OK, that actually seems pretty stable! For 500 iterations, 1.2 seconds for rwa [sub_pos], 5.2 seconds for linear_combination h, 8.3 seconds for linarith only [h]:

import Mathlib.Tactic.Linarith
import Mathlib.Tactic.LinearCombination
import Mathlib.Data.Real.Basic

variable {a b : }

#time
set_option maxRecDepth 1600 in
example (h : a < b) : True := by
  iterate 500
    have H : 0 < b - a := by linear_combination h
    clear H
  trivial

Heather Macbeth (Sep 17 2024 at 03:39):

I assume that when the same tactic call is repeated 500 times, things like typeclass search are cached, so it really is just the tactic execution and typechecking which are being tested?
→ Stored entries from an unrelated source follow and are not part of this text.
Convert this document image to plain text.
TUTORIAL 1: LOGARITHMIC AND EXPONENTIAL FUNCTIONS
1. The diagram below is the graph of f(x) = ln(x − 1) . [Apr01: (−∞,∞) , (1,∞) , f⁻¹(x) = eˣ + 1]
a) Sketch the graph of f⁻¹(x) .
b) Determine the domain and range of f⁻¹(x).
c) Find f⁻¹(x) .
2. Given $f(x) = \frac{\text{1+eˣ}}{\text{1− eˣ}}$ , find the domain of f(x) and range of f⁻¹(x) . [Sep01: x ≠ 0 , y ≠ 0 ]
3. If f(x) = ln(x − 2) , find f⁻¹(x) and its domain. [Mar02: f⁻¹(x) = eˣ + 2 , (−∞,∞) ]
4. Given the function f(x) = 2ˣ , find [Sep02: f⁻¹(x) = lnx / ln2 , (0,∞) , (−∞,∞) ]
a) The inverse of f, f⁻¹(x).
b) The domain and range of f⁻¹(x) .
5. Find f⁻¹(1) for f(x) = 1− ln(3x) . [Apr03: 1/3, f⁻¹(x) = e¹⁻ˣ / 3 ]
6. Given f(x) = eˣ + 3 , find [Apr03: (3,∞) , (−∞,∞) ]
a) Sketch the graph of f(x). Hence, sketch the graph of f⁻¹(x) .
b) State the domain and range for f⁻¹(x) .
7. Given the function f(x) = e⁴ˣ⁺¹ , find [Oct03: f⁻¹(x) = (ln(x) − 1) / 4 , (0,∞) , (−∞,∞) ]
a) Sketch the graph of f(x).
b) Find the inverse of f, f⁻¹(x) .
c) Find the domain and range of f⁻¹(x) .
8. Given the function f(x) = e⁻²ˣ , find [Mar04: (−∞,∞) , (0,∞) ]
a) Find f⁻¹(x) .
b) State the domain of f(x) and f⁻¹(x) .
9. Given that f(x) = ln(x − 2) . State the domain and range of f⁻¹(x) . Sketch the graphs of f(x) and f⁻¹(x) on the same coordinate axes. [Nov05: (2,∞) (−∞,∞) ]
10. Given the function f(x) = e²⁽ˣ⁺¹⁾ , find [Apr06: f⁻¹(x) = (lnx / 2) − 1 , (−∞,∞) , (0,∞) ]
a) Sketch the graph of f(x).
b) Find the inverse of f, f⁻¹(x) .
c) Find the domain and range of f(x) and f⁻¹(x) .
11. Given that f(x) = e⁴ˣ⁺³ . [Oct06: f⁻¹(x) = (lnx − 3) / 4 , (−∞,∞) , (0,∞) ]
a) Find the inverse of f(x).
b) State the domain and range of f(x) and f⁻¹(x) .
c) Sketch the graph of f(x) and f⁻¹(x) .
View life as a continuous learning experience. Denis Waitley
(Which may not reflect "real-world" conditions ... Is there a way of clearing any cached typeclass searches between iterations?)

Kim Morrison (Sep 17 2024 at 06:31):

(Oops, sorry, iterate!)

Damiano Testa (Sep 17 2024 at 06:58):

There is also docs#Mathlib.CountHeartbeats.tacticCount_heartbeats!_In__ that might be useful.

Heather Macbeth (Sep 17 2024 at 13:28):

Yup, that's how I got these heartbeat counts, but the heartbeat numbers seem not to match my impression of time elapsed.

Heather Macbeth (Nov 10 2024 at 16:37):

The prerequisites for #16841 (linear_combination-for-inequalities) have all been merged, and this tactic is ready for review!

Heather Macbeth (Nov 11 2024 at 06:12):

Merged, thanks to Rob!

How do we feel about large-scale squeezing of linarith to linear_combination? See #18841 for the result of doing this in 100 places: it's a modest speedup. On the other hand, it's a slight loss in readability.

We could also have a policy that is "conditional" rather than absolute; for example the policy could be "linariths which depend on only one hypothesis are fair game for squeezing".

Johan Commelin (Nov 11 2024 at 07:09):

I left some comments. I think squeezing linarith only might be a good rule.

Also, we could rename linear_combination to lincombi if we think that linarith has an unfair advantage for short proofs.

Michael Rothgang (Nov 11 2024 at 11:29):

I also left some comments: TL;DR is that many changes are clear wins imho, some are neutral to good, and a few I'm less sure about (including because of the length).

Michael Rothgang (Nov 11 2024 at 11:30):

I think squeezing which avoids extra haves/several lines is clearly better. If the new code is shorter, I think it's also clearly better.

Heather Macbeth (Nov 11 2024 at 12:54):

Thank you Johan and Michael for going through the diff! But I am realising from your comments that I presented the PR in a way which obscures the linarith/linear_combination discussion, because I also mixed in some golfing which would have worked with either linarith or linear_combination. Let me move that golfing to a separate PR so we have a better basis for the discussion.